Calculating Final Velocity on a Ramp

[MPQC]

Homework Statement

I'm going to be doing a lab, in which I am going to push a block down a ramp. So right now, the problem I'm going to ask is conceptual, and not actually with numbers.

So basically, I need to find the theoretical acceleration, and the theoretical velocity. Then, I need to find the actual velocity.

Homework Equations

F = ma
Ff = μkFn
Fg = mg
Vf = Vi + aΔt
Δd = ViΔt + 1/2aΔt²

The Attempt at a Solution

Alright, so here's my thoughts. I will be given the coefficient of kinetic friction. So, to find the acceleration, I'm going to try the following:

1. Find the distance of the ramp.
2. Time how long it takes to reach the bottom.
3. Weigh the block.
4. Plug in all the info I've found into the formula; Δd = ViΔt + 1/2aΔt²

So, that takes care of theoretical acceleration, I believe. If I take the theoretical acceleration, and plug it into the next formula; vf = vi + aΔt, then it will give me the theoretical final velocity.

So now the problem, finding the actual final velocity. I'm not exactly sure how I should do this one, but here's my thoughts;

If I measure out a certain length at the bottom of the ramp, I can time how long it takes for the block to travel that far. Then, using the average velocity formula, Δd = vΔt, I can find the number which is quite close to the actual velocity at the bottom of the ramp.
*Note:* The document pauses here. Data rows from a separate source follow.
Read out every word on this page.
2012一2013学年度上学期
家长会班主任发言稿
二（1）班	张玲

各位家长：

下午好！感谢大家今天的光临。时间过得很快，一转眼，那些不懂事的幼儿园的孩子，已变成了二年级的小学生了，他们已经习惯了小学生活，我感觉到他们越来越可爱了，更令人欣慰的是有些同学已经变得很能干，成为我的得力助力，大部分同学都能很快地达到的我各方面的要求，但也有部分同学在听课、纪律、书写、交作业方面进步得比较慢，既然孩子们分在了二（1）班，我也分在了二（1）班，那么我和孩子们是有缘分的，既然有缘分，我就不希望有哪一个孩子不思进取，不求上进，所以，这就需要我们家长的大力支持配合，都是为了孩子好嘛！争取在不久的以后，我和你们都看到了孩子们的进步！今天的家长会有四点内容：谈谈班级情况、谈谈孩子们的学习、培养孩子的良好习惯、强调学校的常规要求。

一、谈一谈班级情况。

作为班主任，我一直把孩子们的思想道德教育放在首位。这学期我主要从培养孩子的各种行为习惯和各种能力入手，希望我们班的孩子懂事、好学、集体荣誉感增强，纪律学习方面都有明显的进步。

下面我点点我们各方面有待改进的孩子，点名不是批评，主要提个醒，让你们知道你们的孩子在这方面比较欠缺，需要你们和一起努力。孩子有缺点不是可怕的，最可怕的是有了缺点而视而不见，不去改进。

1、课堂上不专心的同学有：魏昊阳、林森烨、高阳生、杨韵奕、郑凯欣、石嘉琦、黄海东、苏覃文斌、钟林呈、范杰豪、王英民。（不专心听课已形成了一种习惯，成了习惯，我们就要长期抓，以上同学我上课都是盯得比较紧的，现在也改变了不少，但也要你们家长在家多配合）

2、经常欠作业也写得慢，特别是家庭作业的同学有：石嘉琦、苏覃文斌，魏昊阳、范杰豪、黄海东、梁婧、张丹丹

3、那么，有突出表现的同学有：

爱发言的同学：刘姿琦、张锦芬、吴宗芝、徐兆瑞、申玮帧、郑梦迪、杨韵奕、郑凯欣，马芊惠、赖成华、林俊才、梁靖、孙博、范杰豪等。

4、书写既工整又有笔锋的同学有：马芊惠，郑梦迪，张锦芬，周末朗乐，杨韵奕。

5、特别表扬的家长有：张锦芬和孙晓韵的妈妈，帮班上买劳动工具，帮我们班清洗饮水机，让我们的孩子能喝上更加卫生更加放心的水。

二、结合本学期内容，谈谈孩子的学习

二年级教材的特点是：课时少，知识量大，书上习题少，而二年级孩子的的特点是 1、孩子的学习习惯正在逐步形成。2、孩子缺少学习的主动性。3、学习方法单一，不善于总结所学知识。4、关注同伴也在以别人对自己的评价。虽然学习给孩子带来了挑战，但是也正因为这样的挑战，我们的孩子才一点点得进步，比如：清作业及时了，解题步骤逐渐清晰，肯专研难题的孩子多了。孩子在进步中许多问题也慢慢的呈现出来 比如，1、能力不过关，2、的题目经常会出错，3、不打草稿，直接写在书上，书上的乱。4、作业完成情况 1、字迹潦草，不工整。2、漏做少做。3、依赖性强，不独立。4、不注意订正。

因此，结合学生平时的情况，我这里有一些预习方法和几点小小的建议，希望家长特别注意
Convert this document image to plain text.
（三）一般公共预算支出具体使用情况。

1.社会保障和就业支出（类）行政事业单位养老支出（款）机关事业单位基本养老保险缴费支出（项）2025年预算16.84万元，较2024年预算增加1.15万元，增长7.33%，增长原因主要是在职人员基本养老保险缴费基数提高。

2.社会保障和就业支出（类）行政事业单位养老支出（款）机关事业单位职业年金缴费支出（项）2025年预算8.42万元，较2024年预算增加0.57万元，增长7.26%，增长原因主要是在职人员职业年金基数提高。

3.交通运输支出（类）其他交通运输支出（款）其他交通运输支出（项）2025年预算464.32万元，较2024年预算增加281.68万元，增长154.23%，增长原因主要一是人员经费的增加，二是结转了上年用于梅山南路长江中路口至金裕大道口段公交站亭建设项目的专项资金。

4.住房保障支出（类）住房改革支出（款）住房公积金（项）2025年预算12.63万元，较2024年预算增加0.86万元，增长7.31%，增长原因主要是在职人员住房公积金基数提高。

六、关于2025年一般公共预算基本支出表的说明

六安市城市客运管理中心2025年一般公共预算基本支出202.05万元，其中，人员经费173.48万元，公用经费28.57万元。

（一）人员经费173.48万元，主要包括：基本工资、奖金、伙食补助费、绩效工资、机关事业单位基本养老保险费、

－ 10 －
But is there a more accurate way of doing this? (And am I doing this right?)

 

[Khaled Abdullatif]

There is also a much faster way to do this:

Measure (Theoretical value) the angle of the slope to the horizontal, mass of cart, the time it takes to travel the length of the ramp.

Calculate (Theoretical Value): The final velocity (v) of the cart, using suvat equations (u=0, time [measured], acceleration [calculated]). Acceleration is calculated from the Force parallel to the surface using the mass [measured] and angle of the ramp [measured].

Measure (Experimental value): Velocity at end of the ramp

Therefore the acceleration would be equal to gravity multiplied by sin(of the angle of the ramp)
and the final velocity would be calculated wither by
v=u+at
v^2=u^2+2as

where t is time and s is displacement and a is the acceleration which was previously found.

Also in orer to find the final velocity of the plack you can take a video of it going down the ramp and then analyze it through any of the video analysis programs in order to find the final velocity (tracker) is a free and easy to use option.

 

[Dr Dr news]

In the absence of friction the acceleration will be g sin θ, however if this is a block and not a cart with only rolling friction, then the acceleration of the block will be g (sin θ - μ cos θ) provided of course that tan θ > μ. Thirty years ago we used air tracks, gliders, and timers but now we use carts, tracks, and ultrasonic motion detectors tied to computers and plot out the position, velocity, and acceleration vs time. Much easier to analyze.

 

[Dr Dr news]

If you have studied the conservation of energy, this is a good application. The initial potential energy, mgh, equals the final kinetic energy, mv^2/2 plus the work done against friction, μ mg cos θ x.

 

[haruspex]

1. Find the distance of the ramp.
2. Time how long it takes to reach the bottom.
3. Weigh the block.
4. Plug in all the info I've found into the formula; Δd = ViΔt + 1/2aΔt²

So, that takes care of theoretical acceleration,

No, if you are meauring those things and using the equation to find a then that is finding the actual acceleration.
How do you propose to find the theoretical acceleration? You wrote 'push' a block down a ramp. How do you know what force you are applying?

 

[CWatters]

Can I check you noticed the OP was in 2010.